Il y a trois ans de ça, en dialogue avec Alpha Wann, il disait aussi dans IMMUNITE DIPLOMATIQUE (issu de l’album Cercle Vertueux) : « les connexions sont très anciennes, les flows eux sont plutôt récents ». Voilà une autre façon d’infuser la qualité dans le temps : l’Entourage avec un grand E. Deen Burbigo a su tirer parti d’une diversité d’influences, et d’une équipe soudée sonder sa propre identité. Il publie son album par ailleurs sous Saboteur Records, label indépendant fondé avec Eff Gee. Dans le morceau AGENT ORANGE, il rappe avec Nekfeu sur la prod de Selman (déjà présent sur le projet Les Etoiles Vagabondes et sur certains morceaux de l’album UMLA) et Jayjay. Sans être exhaustifs·ves à propos des contributions apportées à OG SAN II, on note aussi la présence de Richie Beats, pierre à l’édifice de plusieurs membres de son équipe. Il cultive ainsi l’art du projet solo avec une énergie d’ensemble salvatrice. En somme, le sens de l’amitié réelle, mais aussi de la réalité elle-même, constitue le fil directeur solide d’un business pour lequel chacun dépose une de ses perles.

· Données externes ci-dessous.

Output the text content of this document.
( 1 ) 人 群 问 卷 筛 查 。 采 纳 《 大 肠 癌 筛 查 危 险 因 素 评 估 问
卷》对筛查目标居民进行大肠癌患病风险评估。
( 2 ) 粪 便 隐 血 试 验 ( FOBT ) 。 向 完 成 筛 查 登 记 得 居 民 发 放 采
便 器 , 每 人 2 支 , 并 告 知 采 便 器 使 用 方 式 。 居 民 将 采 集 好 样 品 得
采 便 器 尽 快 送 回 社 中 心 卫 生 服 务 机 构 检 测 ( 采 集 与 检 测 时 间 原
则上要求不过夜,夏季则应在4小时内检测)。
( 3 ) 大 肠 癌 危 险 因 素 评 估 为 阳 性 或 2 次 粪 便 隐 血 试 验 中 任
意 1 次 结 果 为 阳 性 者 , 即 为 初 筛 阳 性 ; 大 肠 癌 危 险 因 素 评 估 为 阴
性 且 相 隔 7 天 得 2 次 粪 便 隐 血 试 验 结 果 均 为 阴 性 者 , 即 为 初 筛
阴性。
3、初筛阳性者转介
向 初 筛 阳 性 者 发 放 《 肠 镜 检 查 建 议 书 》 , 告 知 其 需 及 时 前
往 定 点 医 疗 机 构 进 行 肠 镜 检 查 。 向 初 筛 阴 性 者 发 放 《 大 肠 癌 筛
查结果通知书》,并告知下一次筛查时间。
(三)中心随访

Reste que l’humain est authentique et agit au diapason de ses envies artistiques avec cette forme narrative qui lui est propre. Sans oublier l’esthétique, la cover d’OG SAN II en guise de finition met en avant le talent du peintre Lossapardo, en même temps que Lonymoon offre un clip cinématographique remarquable pour le titre AMOUR.

Il y aurait encore de quoi développer sur l’endurance d’un marathonien d’un rap martelé à la finesse de certaines rimes. Il suffit de voir tout ce que le nom Deen Burbigo permet de digger, mais le mieux reste de vous inviter à remonter le fil de ses versets. Et si l’arrivée est OKINAWA, alors c’est tout ce que l’on souhaite à Mikael.